ALMA Science Advisory Committee

 

Teleconference, 31 May 2001

 

Draft Minutes

Participants: R. Bachiller, G. Blake, R. Booth, R. Brown, Y. Chikada, P. Cox, N. Evans, Y. Fukui, B. Glendenning, S. Guilloteau, M. Gurwell, T. Hasagawa, M. Ishiguro, R. Kawabe, R. Kurz, R. Lucas, H. Matsuo, N. Nakai, M. Rafal, J. Richer, S. Sakamoto, K. Tatematsu, E. van Dishoeck, M. Walmsley, W. Welch, W. Wild, C. Wilson, A. Wootten, S. Yamamoto, M. Yun

 

 

The proposed agenda was adopted.

The minutes of the 17 May meeting were adopted and will be posted on the WWW.

 

1. Issues from the E-AEC

Kurz stated that actual priorities among the enhancements must await further analysis of the ACA. However, with the ‘-10%’ option defined in the charge from the ACC in its Tokyo meeting many enhancements, including the ACA, the enhanced correlator, and bands 1,4,8 and 10 can be included in the construction plan. This will be discussed at the ACC meeting. Also discussed will be models for representation of the project in Chile. An operations planning document has been prepared more as a kickoff of project wide discussion than a final plan. The ASAC will discuss this in Chile. Crutcher asked how can the ASAC get NSF to produce the extra 10%. Brown agreed that this is the crux of the problem. ACC members need to try to get NSF to come on board. They should stress the additional science that could be done. Ishiguro summarized the situation in Japan: The Director General of NAO-J has explained the Japanese guideline of 33 billion yen, or about $280M. There is no phase 1 in the plan, only budget for phase 2, but this is equivalent to $248M phase 2 plus $32M phase 1. The formal budget request will need to be in before the end of June. Competition for funds is fierce, however, and the explanation of the 3 way ALMA needs to be definite, in particular the Japanese contribution.

Hasegawa thanked the ASAC for the discussions on 17 May, after which a table with 10 rows showing draft breakdown of Japan’s contributions was delivered to MEXT, who were pleased. New questions and explanations ensued between astronomers and MEXT officials. A more detailed breakdown must be produced. Understanding and enthusiasm are spreading within MEXT.

2. Bands 1, 4 and 8 Science Cases

Ewine summarized the science cases. For the correlator cases, Guilloteau noted that the masses of ‘galaxies’ at high z might be smaller, suggesting narrower linewidths might be seen. Hasegawa noted that he had sent several suggestions for strengthening the science case. He also noted that the correlator should be called ‘future/enhanced’ and not ‘next generation’.

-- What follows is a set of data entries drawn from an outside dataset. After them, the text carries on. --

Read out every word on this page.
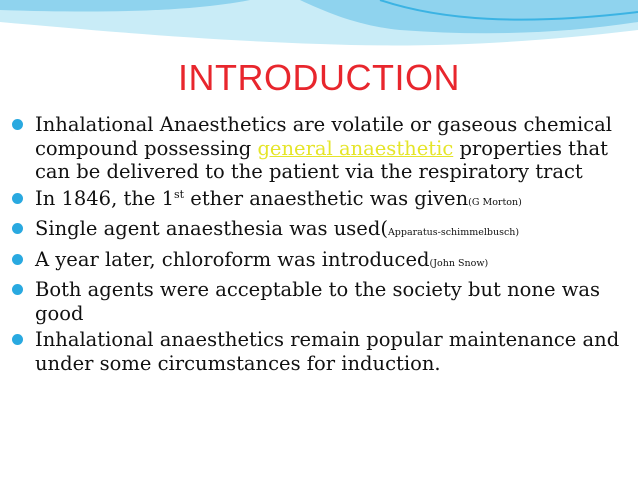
INTRODUCTION
Inhalational Anaesthetics are volatile or gaseous chemical compound possessing general anaesthetic properties that can be delivered to the patient via the respiratory tract
In 1846, the 1st ether anaesthetic was given(G Morton)
Single agent anaesthesia was used(Apparatus-schimmelbusch)
A year later, chloroform was introduced(John Snow)
Both agents were acceptable to the society but none was good
Inhalational anaesthetics remain popular maintenance and under some circumstances for induction.
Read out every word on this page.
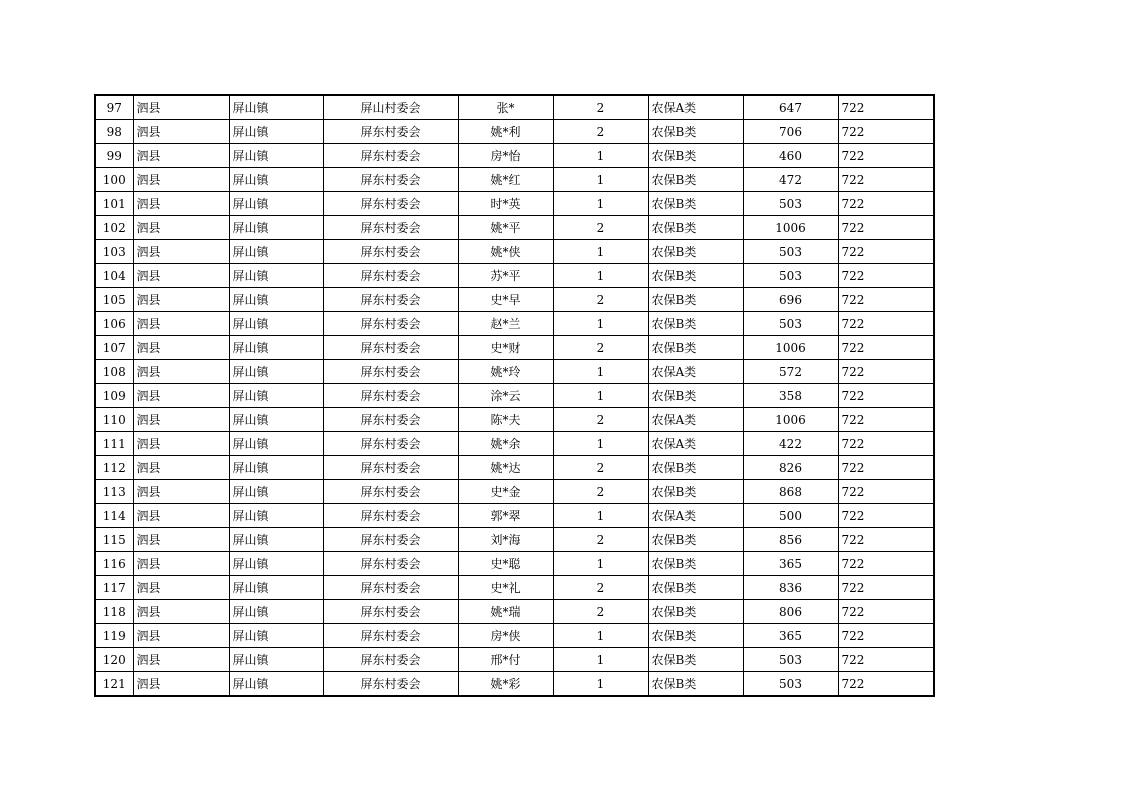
97	泗县	屏山镇	屏山村委会	张*	2	农保A类	647	722
98	泗县	屏山镇	屏东村委会	姚*利	2	农保B类	706	722
99	泗县	屏山镇	屏东村委会	房*怡	1	农保B类	460	722
100	泗县	屏山镇	屏东村委会	姚*红	1	农保B类	472	722
101	泗县	屏山镇	屏东村委会	时*英	1	农保B类	503	722
102	泗县	屏山镇	屏东村委会	姚*平	2	农保B类	1006	722
103	泗县	屏山镇	屏东村委会	姚*侠	1	农保B类	503	722
104	泗县	屏山镇	屏东村委会	苏*平	1	农保B类	503	722
105	泗县	屏山镇	屏东村委会	史*早	2	农保B类	696	722
106	泗县	屏山镇	屏东村委会	赵*兰	1	农保B类	503	722
107	泗县	屏山镇	屏东村委会	史*财	2	农保B类	1006	722
108	泗县	屏山镇	屏东村委会	姚*玲	1	农保A类	572	722
109	泗县	屏山镇	屏东村委会	涂*云	1	农保B类	358	722
110	泗县	屏山镇	屏东村委会	陈*夫	2	农保A类	1006	722
111	泗县	屏山镇	屏东村委会	姚*余	1	农保A类	422	722
112	泗县	屏山镇	屏东村委会	姚*达	2	农保B类	826	722
113	泗县	屏山镇	屏东村委会	史*金	2	农保B类	868	722
114	泗县	屏山镇	屏东村委会	郭*翠	1	农保A类	500	722
115	泗县	屏山镇	屏东村委会	刘*海	2	农保B类	856	722
116	泗县	屏山镇	屏东村委会	史*聪	1	农保B类	365	722
117	泗县	屏山镇	屏东村委会	史*礼	2	农保B类	836	722
118	泗县	屏山镇	屏东村委会	姚*瑞	2	农保B类	806	722
119	泗县	屏山镇	屏东村委会	房*侠	1	农保B类	365	722
120	泗县	屏山镇	屏东村委会	邢*付	1	农保B类	503	722
121	泗县	屏山镇	屏东村委会	姚*彩	1	农保B类	503	722
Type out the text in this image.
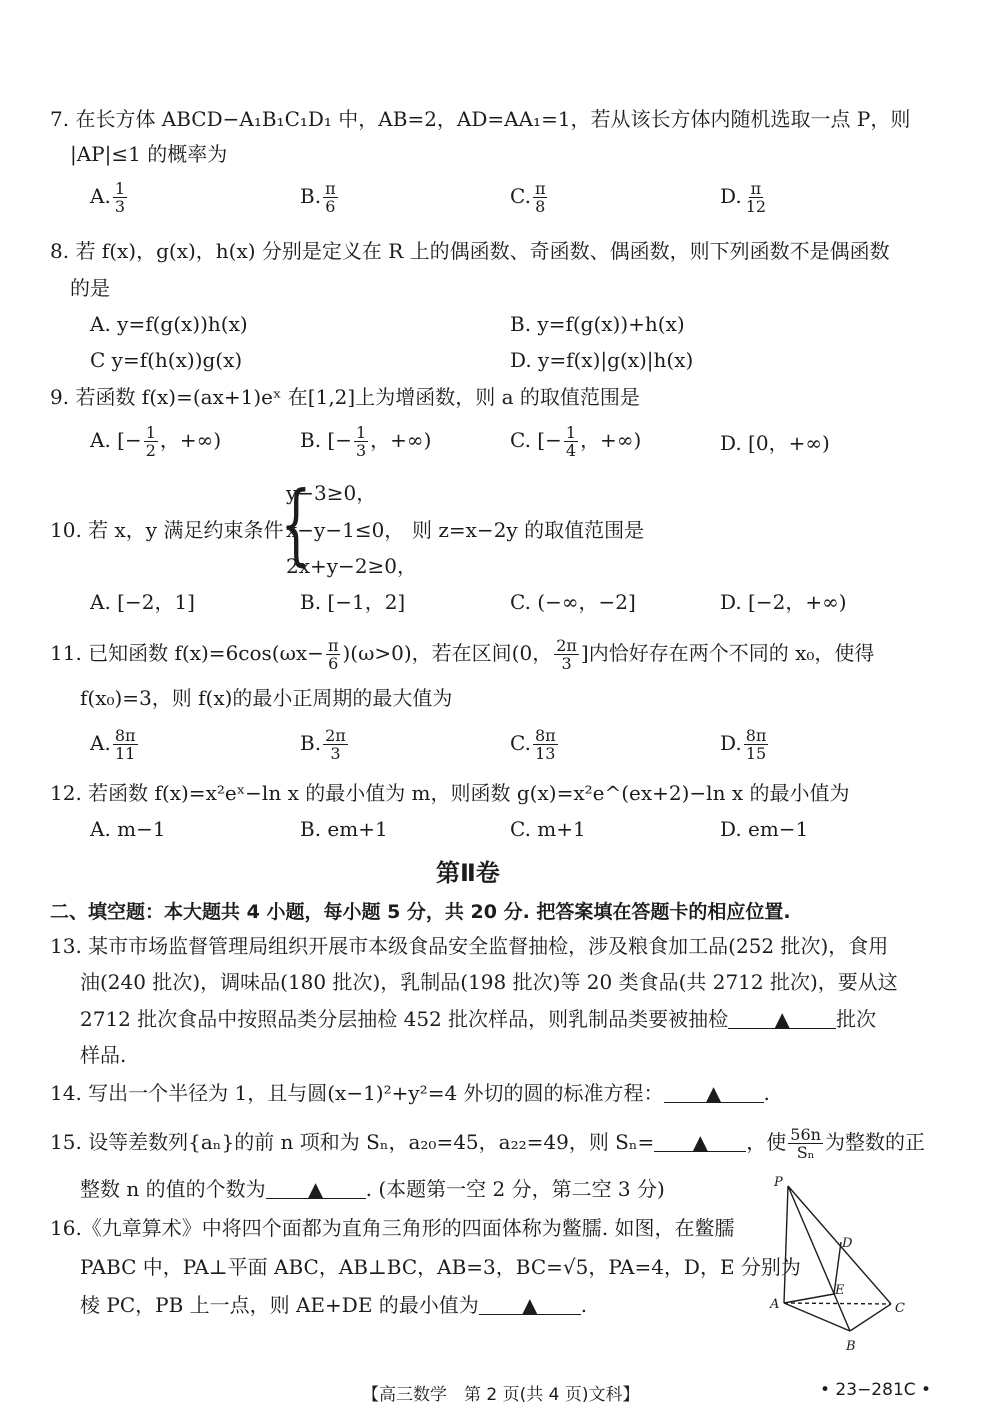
7. 在长方体 ABCD−A₁B₁C₁D₁ 中，AB=2，AD=AA₁=1，若从该长方体内随机选取一点 P，则
|AP|≤1 的概率为
A. $\frac{1}{3}$	B. $\frac{\pi}{6}$	C. $\frac{\pi}{8}$	D. $\frac{\pi}{12}$
8. 若 f(x)，g(x)，h(x) 分别是定义在 R 上的偶函数、奇函数、偶函数，则下列函数不是偶函数
的是
A. y=f(g(x))h(x)	B. y=f(g(x))+h(x)
C y=f(h(x))g(x)	D. y=f(x)|g(x)|h(x)
9. 若函数 f(x)=(ax+1)eˣ 在[1,2]上为增函数，则 a 的取值范围是
A. [− $\frac{1}{2}$ ，+∞)	B. [− $\frac{1}{3}$ ，+∞)	C. [− $\frac{1}{4}$ ，+∞)	D. [0，+∞)
10. 若 x，y 满足约束条件
{
y−3≥0，
x−y−1≤0，
2x+y−2≥0，
则 z=x−2y 的取值范围是
A. [−2，1]	B. [−1，2]	C. (−∞，−2]	D. [−2，+∞)
11. 已知函数 $f(x)=6\cos(\omega x- \frac{\pi}{6} )(\omega>0)$，若在区间(0， $\frac{2\pi}{3}$ ]内恰好存在两个不同的 x₀，使得
f(x₀)=3，则 f(x)的最小正周期的最大值为
A. $\frac{8\pi}{11}$	B. $\frac{2\pi}{3}$	C. $\frac{8\pi}{13}$	D. $\frac{8\pi}{15}$
12. 若函数 f(x)=x²eˣ−ln x 的最小值为 m，则函数 g(x)=x²e^(ex+2)−ln x 的最小值为
A. m−1	B. em+1	C. m+1	D. em−1
第Ⅱ卷
二、填空题：本大题共 4 小题，每小题 5 分，共 20 分. 把答案填在答题卡的相应位置.
13. 某市市场监督管理局组织开展市本级食品安全监督抽检，涉及粮食加工品(252 批次)，食用
油(240 批次)，调味品(180 批次)，乳制品(198 批次)等 20 类食品(共 2712 批次)，要从这
2712 批次食品中按照品类分层抽检 452 批次样品，则乳制品类要被抽检 ▲ 批次
样品.
14. 写出一个半径为 1，且与圆(x−1)²+y²=4 外切的圆的标准方程： ▲ .
15. 设等差数列{aₙ}的前 n 项和为 Sₙ，a₂₀=45，a₂₂=49，则 Sₙ= ▲ ，使 $\frac{56n}{\text{Sₙ}}$ 为整数的正
整数 n 的值的个数为 ▲ . (本题第一空 2 分，第二空 3 分)
16.《九章算术》中将四个面都为直角三角形的四面体称为鳖臑. 如图，在鳖臑
PABC 中，PA⊥平面 ABC，AB⊥BC，AB=3，BC=√5，PA=4，D，E 分别为
棱 PC，PB 上一点，则 AE+DE 的最小值为 ▲ .
P
A
B
C
D
E
【高三数学　第 2 页(共 4 页)文科】	• 23−281C •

As for the figures for the cases for the bands, several suggestions were noted. Ewine will assemble these on the weekend for distribution.

3. DSB-SSB-2SB

There was considerable discussion on the memos from the project scientists on this topic. Some discussion ensued on the fractional time spent on continuum observations. Guilloteau produced new receiver temperature estimates across the bands and arrived at sensitivity ratios based on these and assumptions on the fractional time on continuum. Wootten used existing receiver temperature estimates and calculated the DSB/SSB breakeven point for the fraction of continuum time. Guilloteau noted that there was a break point between ‘high’ and ‘low’ frequency performance and suggested that the advantages of SSB performance for the lower frequencies were more pronounced. Rafal asked whether if for cost, reliability or other technical issues the project would likde to go with DSB even at low frequencies -- what would be the science impact. Stability might also enter into the equation. This has not been studied. Guilloteau noted that bands 6 and 7 would benefit most from SSB designs. Discussion of 2SB vs. SSB ensued. 2SB offers certain technical advantages but has never been demonstrated on a telescope and results in a more complex receiver. One current band 6 design employs SSB performance with sideband change via a bias swap.

The receiver liaisons will draft an ASAC recommendation based on the discussion.

4. Software

Chris Wilson introduced the Canadian proposal for a real-time imager, a more ambitious proposal than the baseline aimed at ALMA users who are not sophisticated radio astronomers. Richer pointed out the relevance of the SSR documents. Guilloteau and Glendenning noted that the level of effort was perhaps twice what was in the baseline plan. It was noted that communication needed to be improved. Ewine called for input from the SSR by the July ASAC telecon, in particular a summary of the top-level science requirements on this aspect within the current WBS.

  1. Next ASAC teleconference

The next ASAC teleconference will take place on Thursday 14 June at 14:15 UT.